Богдан Данилович встал. Повертел в тонких длинных пальцах янтарный мундштук, откашлялся. Он начал речь со сталинского высказывания о комсомоле, напомнил, что говорится об этом в решении XVIII партсъезда, подчеркнул их особую важность для настоящего момента и только после этого заговорил о Синельникове.

Снова перечислив все ему известные проступки комсомольского секретаря, назвал их политическим хулиганством, которое дискредитирует комсомол и в условиях военного времени наносит вред делу обороны.

Даже прокурор, чья докладная послужила причиной этого разговора, недовольно хмурился, нервно курил и несколько раз порывался вставить слово в пространную обвинительную речь Шамова.

Степан сидел как на иголках, с трудом сдерживая негодование. «Вот, черт, — со злой завистью и неприязнью думал он о Шамове, — к каждому случаю готовая цитата в голове. И Маркса, и Ленина назубок знает…»

Сам Степан до сих пор не прочел ни одной ленинской работы, кроме его знаменитой речи на Третьем съезде комсомола. Что касается произведений Маркса, то их Степану не довелось и в руках подержать. Он понимал, что в сравнении с Шамовым был политически малограмотным человеком. От этого его раздражение только усиливалось. «Ничего, — мысленно пригрозил он Богдану Даниловичу, — теперь и я засяду за Ленина. И Маркса проштудирую. От корки до корки. Мы еще встретимся и тогда посмотрим, кто прав. И фронтовикам подарок сделали, и мародерам по зубам дали. А он — «политическое хулиганство», «моральный урон». Буквоед…»

Плетнев, видно, хорошо понимал состояние Синельникова.

— Ты чего на Шамова волком смотришь? — напустился он на парня. — Тебе же, дурню, добра желают. Учат правильно жизнь понимать. Сам подумай, разве допустимо секретарю райкома комсомола заниматься такими делами? Знаю, что у тебя были благие намерения, но ими, учти, даже дорога в ад вымощена.
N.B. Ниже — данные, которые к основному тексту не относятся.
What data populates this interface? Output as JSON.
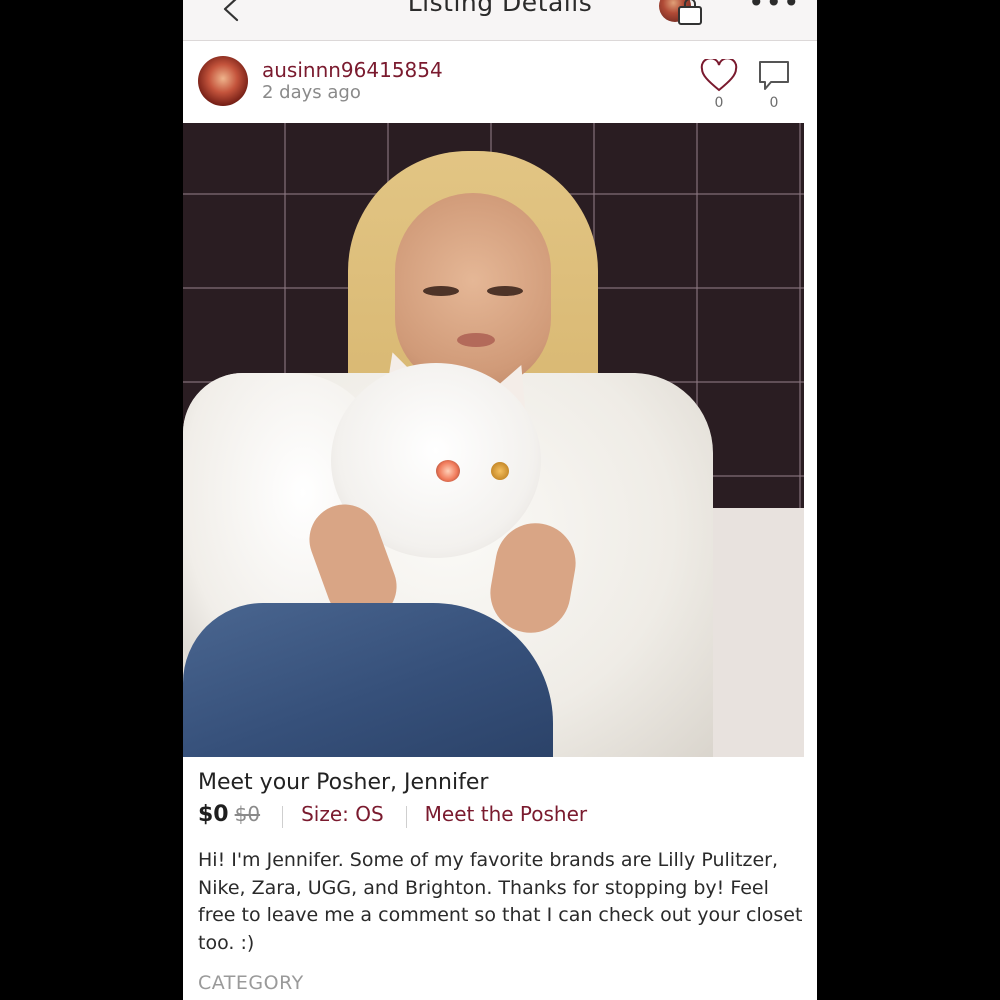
{
  "header": {
    "title": "Listing Details",
    "more_label": "•••"
  },
  "seller": {
    "username": "ausinnn96415854",
    "time_ago": "2 days ago",
    "likes": "0",
    "comments": "0"
  },
  "listing": {
    "title": "Meet your Posher, Jennifer",
    "price": "$0",
    "original_price": "$0",
    "size": "Size: OS",
    "meet_link": "Meet the Posher",
    "description": "Hi! I'm Jennifer. Some of my favorite brands are Lilly Pulitzer, Nike, Zara, UGG, and Brighton. Thanks for stopping by! Feel free to leave me a comment so that I can check out your closet too. :)",
    "category_label": "CATEGORY"
  },
  "icons": {
    "back": "chevron-left-icon",
    "cart": "shopping-bag-icon",
    "more": "more-icon",
    "like": "heart-icon",
    "comment": "comment-icon"
  },
  "colors": {
    "accent": "#7a1a2e",
    "background": "#000000"
  }
}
Понял? Пора научиться думать и трезво оценивать свои поступки.

Степан краснел, потел, елозил на стуле, не смея поднять глаза. А когда встала Федотова и, обратившись к нему, назвала его Степой, он едва не заплакал. Ткнулся подбородком в грудь и сидел не шевелясь, как подбитая птица…

— Значит, ограничимся обсуждением? — обратился Василий Иванович к собравшимся. Никто не возражал. — Намотай себе на ус, — это уже адресовалось Синельникову, — еще такими методами будешь работать — не жди поблажки. Никаких скидок на молодость и горячность не будет. Ясно?

— Ясно.

— Тогда все. Можешь идти.

Степан вышел, забыв сказать «до свидания».

2.

Некоторое время в кабинете было тихо. Но вот Василий Иванович достал из стола общую тетрадь в синем твердом переплете. Полистал ее, нашел нужную страницу. Встретившись взглядом с Плетневым, спросил:

— Как с семенами?

— Я уходил, заканчивали сводку. Сейчас позвоню. Как кончат, пусть принесут.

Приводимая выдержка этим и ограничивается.